We have not been able to independently verify these allegations. But human rights groups
have recorded numerous reports of *** and *** abuse in psychiatric institutions across
Mexico.
This place more than any other has shaken
the members of the Colectivo.
For the Colectivo, the problem is not only the shocking conditions inside these institutions
but the needless incarceration of thousands.
Without any government support, family is the only lifeline people with psychiatric
disabilities have in Mexico. But having to depend on her family has not always been easy
for Natalia.
This
is
one of the biggest days in the history of the Colectivo. They're holding a press conference.

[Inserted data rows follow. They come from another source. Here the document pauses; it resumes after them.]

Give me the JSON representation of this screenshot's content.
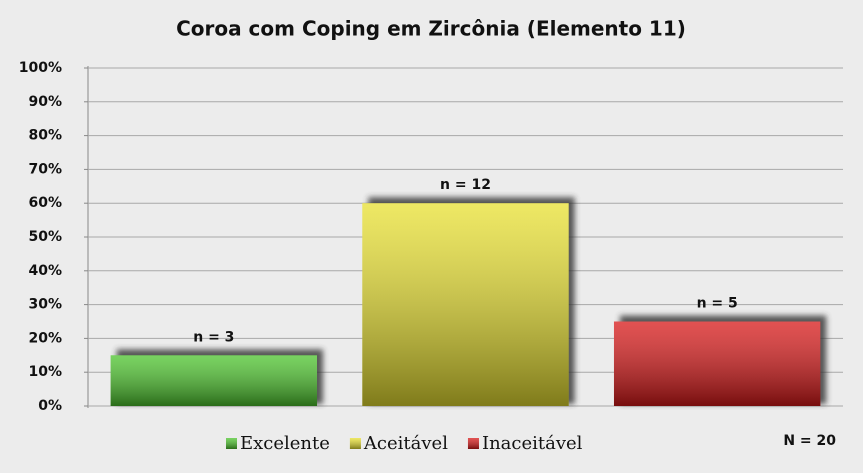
{
  "chart_data": {
    "type": "bar",
    "title": "Coroa com Coping em Zircônia (Elemento 11)",
    "categories": [
      "Excelente",
      "Aceitável",
      "Inaceitável"
    ],
    "values": [
      15,
      60,
      25
    ],
    "colors": [
      "#4cc42c",
      "#e8e030",
      "#d81818"
    ],
    "annotations": [
      "n = 3",
      "n = 12",
      "n = 5"
    ],
    "total_label": "N = 20",
    "ylim": [
      0,
      100
    ],
    "yticks": [
      {
        "value": 0,
        "label": "0%"
      },
      {
        "value": 10,
        "label": "10%"
      },
      {
        "value": 20,
        "label": "20%"
      },
      {
        "value": 30,
        "label": "30%"
      },
      {
        "value": 40,
        "label": "40%"
      },
      {
        "value": 50,
        "label": "50%"
      },
      {
        "value": 60,
        "label": "60%"
      },
      {
        "value": 70,
        "label": "70%"
      },
      {
        "value": 80,
        "label": "80%"
      },
      {
        "value": 90,
        "label": "90%"
      },
      {
        "value": 100,
        "label": "100%"
      }
    ],
    "grid": true,
    "legend": "bottom"
  }
}
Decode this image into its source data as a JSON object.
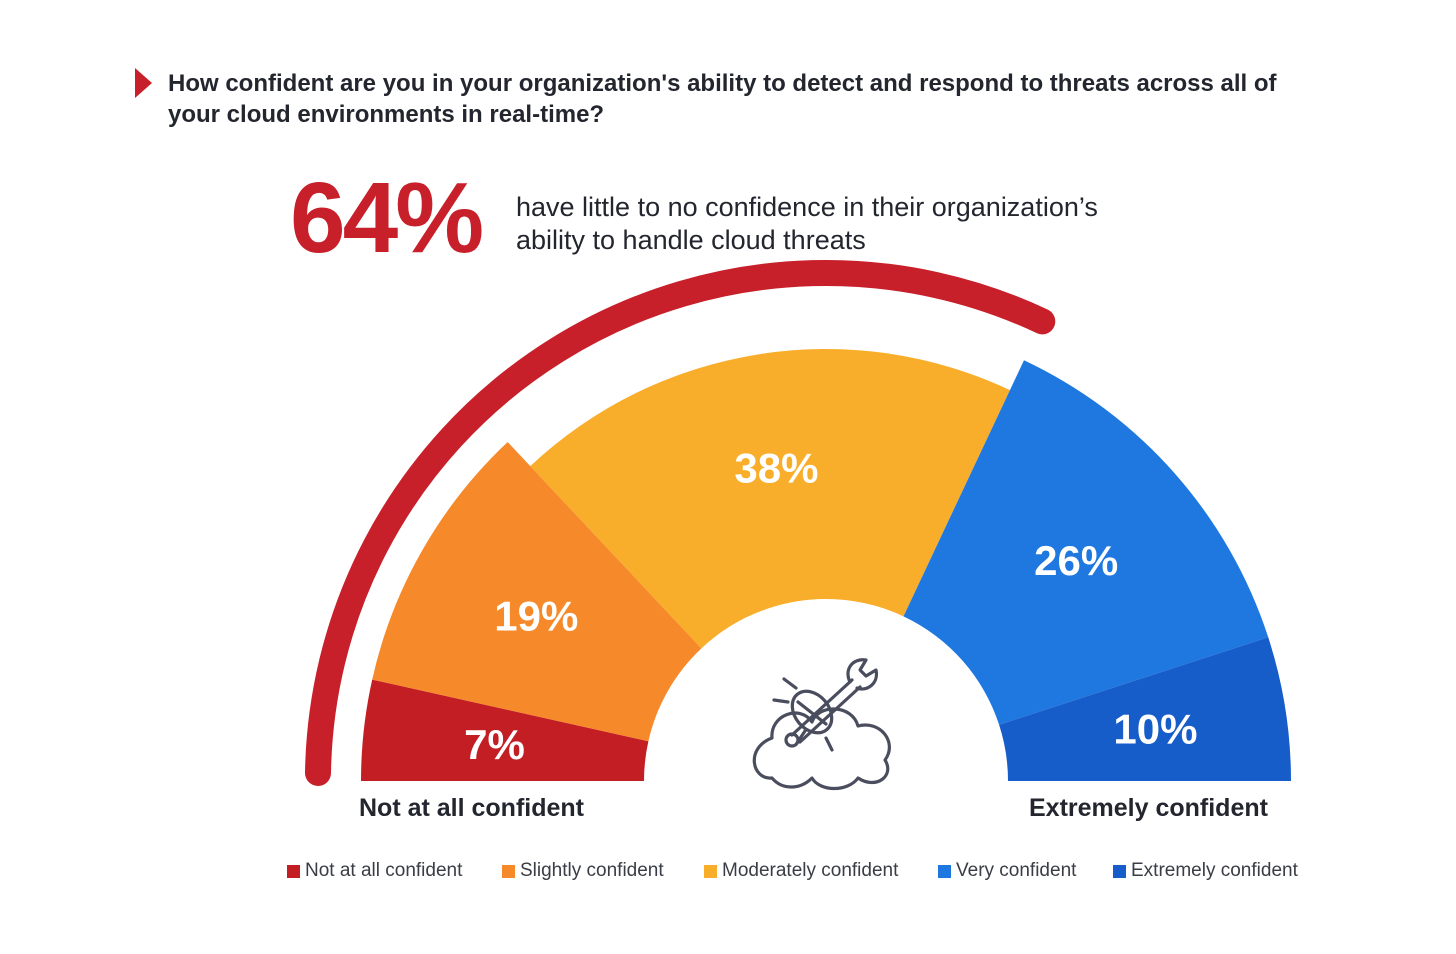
{
  "question": {
    "text": "How confident are you in your organization's ability to detect and respond to threats across all of your cloud environments in real-time?"
  },
  "highlight": {
    "value": "64%",
    "text": "have little to no confidence in their organization’s ability to handle cloud threats"
  },
  "colors": {
    "accent": "#c8202a",
    "text": "#23262e"
  },
  "icon": "cloud-bug-wrench-icon",
  "chart_data": {
    "type": "pie",
    "variant": "half-donut",
    "categories": [
      "Not at all confident",
      "Slightly confident",
      "Moderately confident",
      "Very confident",
      "Extremely confident"
    ],
    "values": [
      7,
      19,
      38,
      26,
      10
    ],
    "value_labels": [
      "7%",
      "19%",
      "38%",
      "26%",
      "10%"
    ],
    "colors": [
      "#c41e25",
      "#f6892a",
      "#f9ae2b",
      "#1f78e0",
      "#175dc9"
    ],
    "highlight_arc": {
      "value": 64,
      "covers": [
        "Not at all confident",
        "Slightly confident",
        "Moderately confident"
      ],
      "color": "#c8202a"
    },
    "scale_left_label": "Not at all confident",
    "scale_right_label": "Extremely confident",
    "legend": [
      "Not at all confident",
      "Slightly confident",
      "Moderately confident",
      "Very confident",
      "Extremely confident"
    ],
    "legend_placement": "bottom"
  }
}
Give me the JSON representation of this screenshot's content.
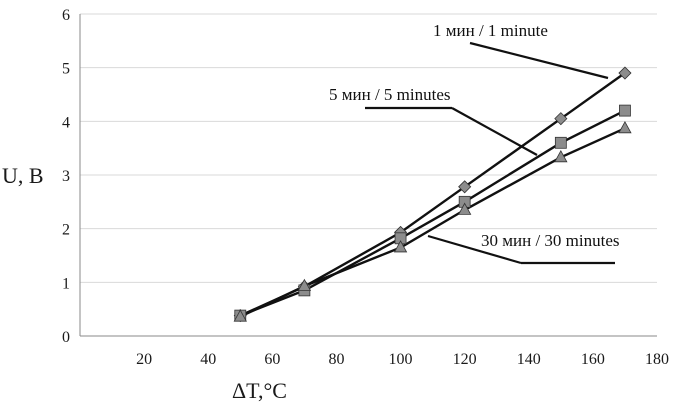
{
  "chart_data": {
    "type": "line",
    "xlabel": "ΔT,°C",
    "ylabel": "U, B",
    "xlim": [
      0,
      180
    ],
    "ylim": [
      0,
      6
    ],
    "x_ticks": [
      "20",
      "40",
      "60",
      "80",
      "100",
      "120",
      "140",
      "160",
      "180"
    ],
    "y_ticks": [
      "0",
      "1",
      "2",
      "3",
      "4",
      "5",
      "6"
    ],
    "grid": "horizontal",
    "series": [
      {
        "name": "1 мин / 1 minute",
        "marker": "diamond",
        "x": [
          50,
          70,
          100,
          120,
          150,
          170
        ],
        "y": [
          0.38,
          0.92,
          1.93,
          2.78,
          4.05,
          4.9
        ]
      },
      {
        "name": "5 мин / 5 minutes",
        "marker": "square",
        "x": [
          50,
          70,
          100,
          120,
          150,
          170
        ],
        "y": [
          0.38,
          0.85,
          1.82,
          2.5,
          3.6,
          4.2
        ]
      },
      {
        "name": "30 мин / 30 minutes",
        "marker": "triangle",
        "x": [
          50,
          70,
          100,
          120,
          150,
          170
        ],
        "y": [
          0.36,
          0.93,
          1.65,
          2.35,
          3.33,
          3.87
        ]
      }
    ],
    "annotations": [
      "1 мин / 1 minute",
      "5 мин / 5 minutes",
      "30 мин / 30 minutes"
    ],
    "colors": {
      "line": "#111111",
      "marker_fill": "#8c8c8c",
      "grid": "#d9d9d9",
      "axis": "#8a8a8a"
    }
  }
}
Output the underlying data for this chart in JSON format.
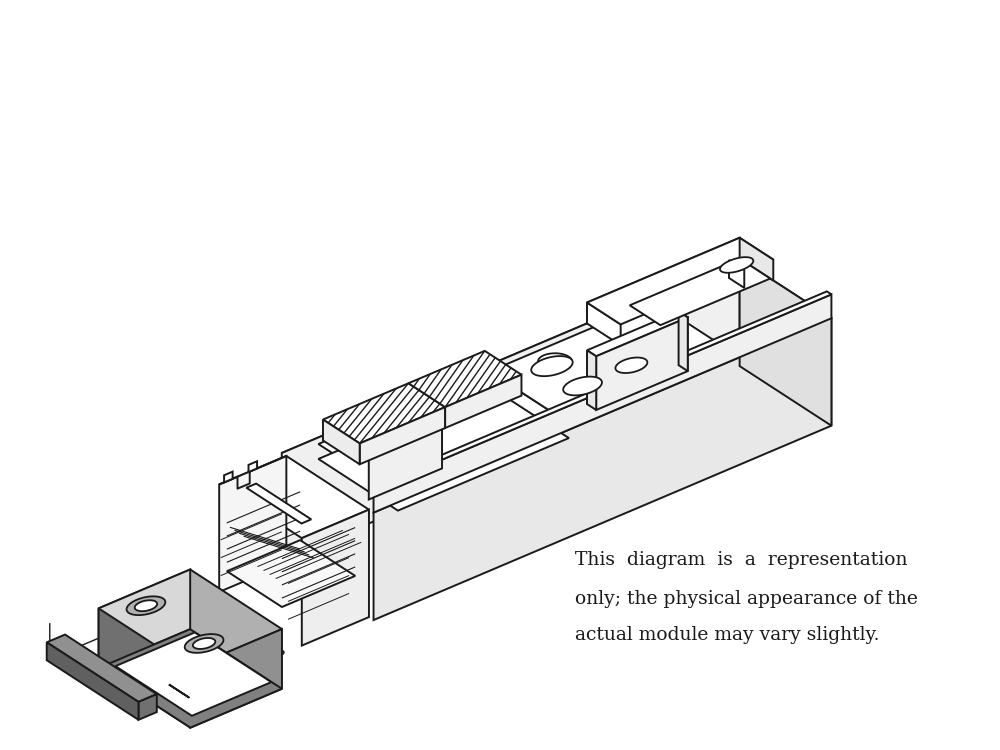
{
  "background_color": "#ffffff",
  "line_color": "#1a1a1a",
  "gray_fill": "#909090",
  "mid_gray": "#b0b0b0",
  "light_gray": "#d8d8d8",
  "annotation_line1": "This  diagram  is  a  representation",
  "annotation_line2": "only; the physical appearance of the",
  "annotation_line3": "actual module may vary slightly.",
  "fig_width": 10.0,
  "fig_height": 7.5,
  "dpi": 100
}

They're delighted that there's a good turnout of journalists from newspapers and television
stations. Virginia Gonzalez Torres a Senior Advisor in Mexico's Mental Health for the
Federal Government has also turned up. But not everyone is here. The Government representatives
of Mexico City and all the Directors of the shelters promised to come and didn't turn
up.
Natalia has delivered a moving speech. And it seems to have made an impression on Virginia
Gonzalez.
She may be high ranking but she struggled to make any impact on the State and City authorities
who run psychiatric hospitals.
Isn't everyone just passing the buck? What is taking responsibility or leadership?
But what about the Directors in these institutions themselves? Why did they have to wait, can't
they see? I mean they must be able to see the human rights abuses that are going on.
You know? You can't wait for...
She's impressed by the work of the Colectivo and wants them to join some Government Committees.
For people used to being written off it's a big moment.
Thousands of people in Mexico are trapped in Mexican psychiatric institutions. I felt
privileged to have experienced with the Colectivo, the birth of a new movement that will hopefully
help change all that. And to have met the extraordinary people who from now on will
be at the forefront of the struggle for their own rights.